José Enrique

Personal information
- Full name: José Enrique Rodríguez
- Date of birth: 26 August 1995 (age 31)
- Place of birth: Almería, Spain
- Height: 1.86 m (6 ft 1 in)
- Position: Forward

Team information
- Current team: Persik Kediri
- Number: 21

Youth career
- 2014–2015: CP Almería
- 2015–2016: Los Molinos

Senior career*
- Years: Team / Apps / (Gls)
- 2019: Arenas de Getxo / 8 / (1)
- 2019: Almería B / 0 / (0)
- 2019–2020: Burgos B / 17 / (4)
- 2020–2022: Mancha Real / 33 / (7)
- 2022–2024: Melilla / 66 / (11)
- 2024–2025: Atlético Sanluqueño / 14 / (4)
- 2025–: Persik Kediri / 34 / (13)

= José Enrique (footballer, born 1995) =

Spanish footballer (born 1995)

José Enrique Rodríguez (born 26 August 1995), is a Spanish professional footballer who plays as a forward for Indonesia Super League club Persik Kediri.

== Club career ==
Born in Almería, Spain, Enrique spent his early career in Spain at a young age with CP Almería and Los Molinos. In January 2019, he signed for Arenas de Getxo. In September 2019, Burgos B confirmed the signing of a new player for its first team, Enrique, he previously played for Almería B, a team that plays in Group IX of the Third Division.

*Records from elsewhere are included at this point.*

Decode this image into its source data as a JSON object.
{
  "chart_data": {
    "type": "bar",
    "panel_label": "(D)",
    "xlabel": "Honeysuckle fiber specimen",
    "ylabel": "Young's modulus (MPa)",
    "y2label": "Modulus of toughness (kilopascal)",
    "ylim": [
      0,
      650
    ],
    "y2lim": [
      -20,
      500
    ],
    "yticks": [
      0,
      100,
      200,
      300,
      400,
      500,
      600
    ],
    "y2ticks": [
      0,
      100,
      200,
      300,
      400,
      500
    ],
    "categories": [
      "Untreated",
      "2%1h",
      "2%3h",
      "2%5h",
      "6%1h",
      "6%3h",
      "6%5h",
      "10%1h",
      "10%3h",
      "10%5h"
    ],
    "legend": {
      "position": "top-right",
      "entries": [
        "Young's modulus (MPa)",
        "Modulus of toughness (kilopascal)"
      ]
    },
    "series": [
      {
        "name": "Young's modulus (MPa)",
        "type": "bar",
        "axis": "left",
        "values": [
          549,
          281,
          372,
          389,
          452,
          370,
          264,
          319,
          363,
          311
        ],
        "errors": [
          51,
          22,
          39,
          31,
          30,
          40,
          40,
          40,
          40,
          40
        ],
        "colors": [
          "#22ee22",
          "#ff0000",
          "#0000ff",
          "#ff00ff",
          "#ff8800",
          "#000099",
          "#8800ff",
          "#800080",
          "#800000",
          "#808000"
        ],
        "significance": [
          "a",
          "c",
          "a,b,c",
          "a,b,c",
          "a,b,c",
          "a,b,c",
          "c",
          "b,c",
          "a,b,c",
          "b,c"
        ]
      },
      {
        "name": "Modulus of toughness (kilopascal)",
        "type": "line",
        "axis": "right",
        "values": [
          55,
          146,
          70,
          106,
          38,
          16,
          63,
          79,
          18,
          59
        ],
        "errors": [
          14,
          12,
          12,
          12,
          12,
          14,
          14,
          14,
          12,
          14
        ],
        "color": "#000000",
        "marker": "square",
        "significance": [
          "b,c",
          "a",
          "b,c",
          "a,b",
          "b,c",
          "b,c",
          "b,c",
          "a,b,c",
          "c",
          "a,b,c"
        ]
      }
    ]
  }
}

The following year, he signed with Mancha Real. He made his league debut on 5 September 2021 in a 1–1 draw with Águilas in the 2021–22 Segunda División RFEF. On 19 September, Enrique scored his first league for the club in a 2–0 win over Toledo. On 31 October, he scored the winning goal in a 1–0 over Socuéllamos. After nearly two and a half seasons with the club, Enrique has scored a total of nine goals in all competitions, some of which have been memorable, such as the goal he scored against Granada in the 2021–22 Copa del Rey.

In July 2022, Melilla announced an agreement to sign Enrique. The following season, he signed a contract with Atlético Sanluqueño. Enrique finished the season with Sanluqueño, with 4 goals in 14 games.

In August 2025, Indonesian club Persik Kediri announced an agreement to acquire Enrique. On 10 August 2025, Enrique made his Super League debut as a substitute in a 1–1 draw to Bali United.